Transpose Matrix#
Problem statement#
[1]You are given a 2D integer array matrix, and your objective is to find the transpose of the given matrix.
The transpose of a matrix involves flipping the matrix over its main diagonal, effectively swapping its row and column indices.
\[\begin{equation*}
\begin{bmatrix}
1 & 2 & 3 \\
4 & 5 & 6 \\
7 & 8 & 9
\end{bmatrix}
\longrightarrow
\begin{bmatrix}
1 & 4 & 7 \\
2 & 5 & 8 \\
3 & 6 & 9
\end{bmatrix}
\end{equation*}\]
Example 1#
Input: matrix = [[1,2,3],[4,5,6],[7,8,9]]
Output: [[1,4,7],[2,5,8],[3,6,9]]
Example 2#
Input: matrix = [[1,2,3],[4,5,6]]
Output: [[1,4],[2,5],[3,6]]
Constraints#
m == matrix.length.n == matrix[i].length.1 <= m, n <= 1000.1 <= m * n <= 10^5.-10^9 <= matrix[i][j] <= 10^9.
Solution#
Code#
#include <iostream>
#include <vector>
using namespace std;
vector<vector<int>> transpose(const vector<vector<int>>& matrix) {
// declare the transposed matrix mt of desired size, i.e.

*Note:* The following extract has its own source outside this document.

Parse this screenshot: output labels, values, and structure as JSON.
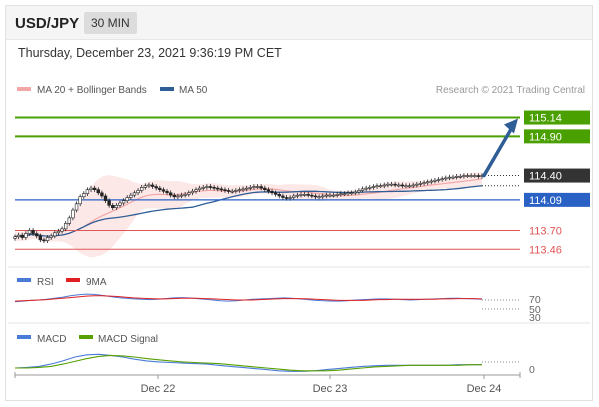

// mt's number of rows = matrix's number of columns
// mt's number of columns = matrix's number of rows
vector<vector<int>> mt(matrix[0].size(),
vector<int>(matrix.size()));
for (int i = 0; i < mt.size(); i++) {
for (int j = 0; j < mt[i].size(); j++) {
mt[i][j] = matrix[j][i];
}
}
return mt;
}
void printResult(const vector<vector<int>>& matrix) {
cout << "[";
for (auto& row : matrix) {
cout << "[";
for (int m : row) {
cout << m << ",";
}
cout << "]";
}
cout << "]\n";
}
int main() {
vector<vector<int>> matrix = {{1,2,3},{4,5,6},{7,8,9}};
auto result = transpose(matrix);
printResult(result);
matrix = {{1,2,3},{4,5,6}};
result = transpose(matrix);
printResult(result);
}
Output:
[[1,4,7,][2,5,8,][3,6,9,]]
[[1,4,][2,5,][3,6,]]
Complexity#
Runtime:
O(m*n), wherem = matrix.lengthandn = matrix[i].length.Extra space:
O(1).
Implementation note#
Note that the matrix might not be square, you cannot just swap the elements using for example the function std::swap.